Nachbarschaftsstreit

Grillqualm, Katzenkot im Rosenbeet, Hundegebell, laute Musik, Blätter im Garten – als Ursache für Streit unter Nachbarn kann fast jede Facette des Alltags dienen. Was gilt und wie kann man sich wehren?

Kläffende Hunde, kreischende Kinder

Wie immer im Nachbarrecht ist auch bei Lärm die erste Frage: Ist die Belästigung übermässig? Die Antwort hängt vor allem davon ab, was am Ort üblich ist. Tierlärm wird in der Stadt anders beurteilt als auf dem Land; in einem Wohnquartier sind fünf Hunde, die ständig bellen, zu viel.

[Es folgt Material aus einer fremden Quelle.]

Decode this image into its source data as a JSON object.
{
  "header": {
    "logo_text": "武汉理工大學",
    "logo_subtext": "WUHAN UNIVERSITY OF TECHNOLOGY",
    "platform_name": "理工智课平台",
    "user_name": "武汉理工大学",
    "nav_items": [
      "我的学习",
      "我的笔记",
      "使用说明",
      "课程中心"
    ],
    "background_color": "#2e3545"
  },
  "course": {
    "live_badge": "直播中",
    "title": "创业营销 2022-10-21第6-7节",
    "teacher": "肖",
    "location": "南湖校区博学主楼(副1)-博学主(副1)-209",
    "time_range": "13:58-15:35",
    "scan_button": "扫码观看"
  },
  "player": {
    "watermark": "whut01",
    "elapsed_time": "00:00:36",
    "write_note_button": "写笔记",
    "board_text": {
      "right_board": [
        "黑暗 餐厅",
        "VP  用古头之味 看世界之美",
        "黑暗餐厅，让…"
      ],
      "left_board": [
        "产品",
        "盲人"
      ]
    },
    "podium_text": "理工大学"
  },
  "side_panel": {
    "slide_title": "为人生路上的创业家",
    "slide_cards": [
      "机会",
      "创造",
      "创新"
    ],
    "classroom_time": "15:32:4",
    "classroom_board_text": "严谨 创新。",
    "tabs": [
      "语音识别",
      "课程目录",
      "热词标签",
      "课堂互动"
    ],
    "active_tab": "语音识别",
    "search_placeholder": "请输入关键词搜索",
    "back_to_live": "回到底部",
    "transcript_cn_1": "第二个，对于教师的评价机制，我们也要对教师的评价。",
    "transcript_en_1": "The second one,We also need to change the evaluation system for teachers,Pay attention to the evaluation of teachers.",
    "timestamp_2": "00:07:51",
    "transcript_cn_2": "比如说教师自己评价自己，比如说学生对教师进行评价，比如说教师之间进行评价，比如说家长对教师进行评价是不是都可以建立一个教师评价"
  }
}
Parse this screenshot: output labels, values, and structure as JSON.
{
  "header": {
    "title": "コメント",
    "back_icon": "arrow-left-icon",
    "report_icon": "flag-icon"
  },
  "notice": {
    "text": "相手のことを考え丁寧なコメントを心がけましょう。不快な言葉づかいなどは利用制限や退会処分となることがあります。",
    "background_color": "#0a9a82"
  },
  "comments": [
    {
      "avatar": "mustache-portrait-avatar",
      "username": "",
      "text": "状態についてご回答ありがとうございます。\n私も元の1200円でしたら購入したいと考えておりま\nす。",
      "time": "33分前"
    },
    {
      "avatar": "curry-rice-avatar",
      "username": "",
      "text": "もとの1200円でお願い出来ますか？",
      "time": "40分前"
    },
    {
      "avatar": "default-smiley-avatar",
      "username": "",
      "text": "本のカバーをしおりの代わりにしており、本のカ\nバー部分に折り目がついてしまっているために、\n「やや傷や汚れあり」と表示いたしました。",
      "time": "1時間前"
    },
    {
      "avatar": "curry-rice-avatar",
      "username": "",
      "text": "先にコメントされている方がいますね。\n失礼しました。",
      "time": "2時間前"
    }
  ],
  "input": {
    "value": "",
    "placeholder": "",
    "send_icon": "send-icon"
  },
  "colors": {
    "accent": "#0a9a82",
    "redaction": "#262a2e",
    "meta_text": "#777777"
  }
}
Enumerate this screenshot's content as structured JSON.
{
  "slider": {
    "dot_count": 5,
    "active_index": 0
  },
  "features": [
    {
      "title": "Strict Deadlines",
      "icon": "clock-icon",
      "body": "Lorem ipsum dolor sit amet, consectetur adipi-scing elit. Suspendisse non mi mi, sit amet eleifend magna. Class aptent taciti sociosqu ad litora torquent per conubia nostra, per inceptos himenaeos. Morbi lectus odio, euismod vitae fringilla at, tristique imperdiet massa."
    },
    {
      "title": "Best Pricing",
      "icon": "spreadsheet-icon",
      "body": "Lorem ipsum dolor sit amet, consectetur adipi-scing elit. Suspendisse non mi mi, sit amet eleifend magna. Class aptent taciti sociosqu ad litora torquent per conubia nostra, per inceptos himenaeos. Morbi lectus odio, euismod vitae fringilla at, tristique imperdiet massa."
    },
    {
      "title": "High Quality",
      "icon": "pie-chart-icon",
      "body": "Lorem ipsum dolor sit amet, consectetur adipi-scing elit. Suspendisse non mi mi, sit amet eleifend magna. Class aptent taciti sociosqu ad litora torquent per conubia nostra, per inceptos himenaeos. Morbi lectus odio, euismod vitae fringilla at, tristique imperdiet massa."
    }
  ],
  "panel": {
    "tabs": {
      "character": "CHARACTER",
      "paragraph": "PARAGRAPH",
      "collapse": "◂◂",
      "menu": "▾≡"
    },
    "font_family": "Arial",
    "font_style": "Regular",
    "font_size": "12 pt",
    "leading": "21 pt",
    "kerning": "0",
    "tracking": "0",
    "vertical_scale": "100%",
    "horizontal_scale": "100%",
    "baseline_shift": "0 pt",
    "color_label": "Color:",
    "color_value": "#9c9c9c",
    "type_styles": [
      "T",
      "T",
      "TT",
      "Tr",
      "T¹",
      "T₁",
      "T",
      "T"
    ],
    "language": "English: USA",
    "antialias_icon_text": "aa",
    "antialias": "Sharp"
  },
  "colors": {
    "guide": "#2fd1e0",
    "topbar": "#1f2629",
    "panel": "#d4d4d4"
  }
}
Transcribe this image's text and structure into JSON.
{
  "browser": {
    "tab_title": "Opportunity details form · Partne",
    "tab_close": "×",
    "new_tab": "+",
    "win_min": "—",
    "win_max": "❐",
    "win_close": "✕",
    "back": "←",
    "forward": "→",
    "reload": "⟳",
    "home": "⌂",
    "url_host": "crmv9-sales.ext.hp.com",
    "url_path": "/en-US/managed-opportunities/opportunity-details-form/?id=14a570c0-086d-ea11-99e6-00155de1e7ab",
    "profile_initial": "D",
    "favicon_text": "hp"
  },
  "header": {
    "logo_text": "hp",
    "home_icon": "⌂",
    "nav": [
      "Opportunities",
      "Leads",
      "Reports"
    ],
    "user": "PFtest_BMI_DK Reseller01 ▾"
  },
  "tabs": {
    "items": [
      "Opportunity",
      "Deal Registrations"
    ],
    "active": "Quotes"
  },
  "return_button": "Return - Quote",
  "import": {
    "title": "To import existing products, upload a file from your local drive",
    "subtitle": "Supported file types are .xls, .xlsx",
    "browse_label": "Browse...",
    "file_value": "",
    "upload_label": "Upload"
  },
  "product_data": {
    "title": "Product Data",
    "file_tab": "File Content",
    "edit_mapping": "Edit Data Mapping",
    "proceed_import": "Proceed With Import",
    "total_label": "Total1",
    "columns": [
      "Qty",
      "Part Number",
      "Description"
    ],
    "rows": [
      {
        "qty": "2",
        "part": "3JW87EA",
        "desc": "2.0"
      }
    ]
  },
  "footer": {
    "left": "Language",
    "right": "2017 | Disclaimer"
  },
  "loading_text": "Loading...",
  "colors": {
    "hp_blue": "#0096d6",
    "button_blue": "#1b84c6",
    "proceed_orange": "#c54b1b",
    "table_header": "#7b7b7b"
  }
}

Für viele Lärmquellen sind in den Gesetzen Grenzwerte definiert – zum Beispiel für Strassen- und Fluglärm oder für Lüftungs-, Heiz- und Kühlanlagen. Existiert für eine Lärmquelle kein Grenzwert, müssen Richter im Einzelfall beurteilen, ob die Immission übermässig ist. Im Fall von Kirchenglocken befand übrigens das Bundesgericht, dass der Durchschnittsbürger das Kirchengeläut tagsüber und am Abend nicht als übermässig störend empfinde, zumal damit eine langjährige Tradition verbunden sei. Deshalb könne das Geläut ausserhalb der Nachtruhezeiten zwischen 22.00 Uhr und 6.00 Uhr morgens nicht verboten werden.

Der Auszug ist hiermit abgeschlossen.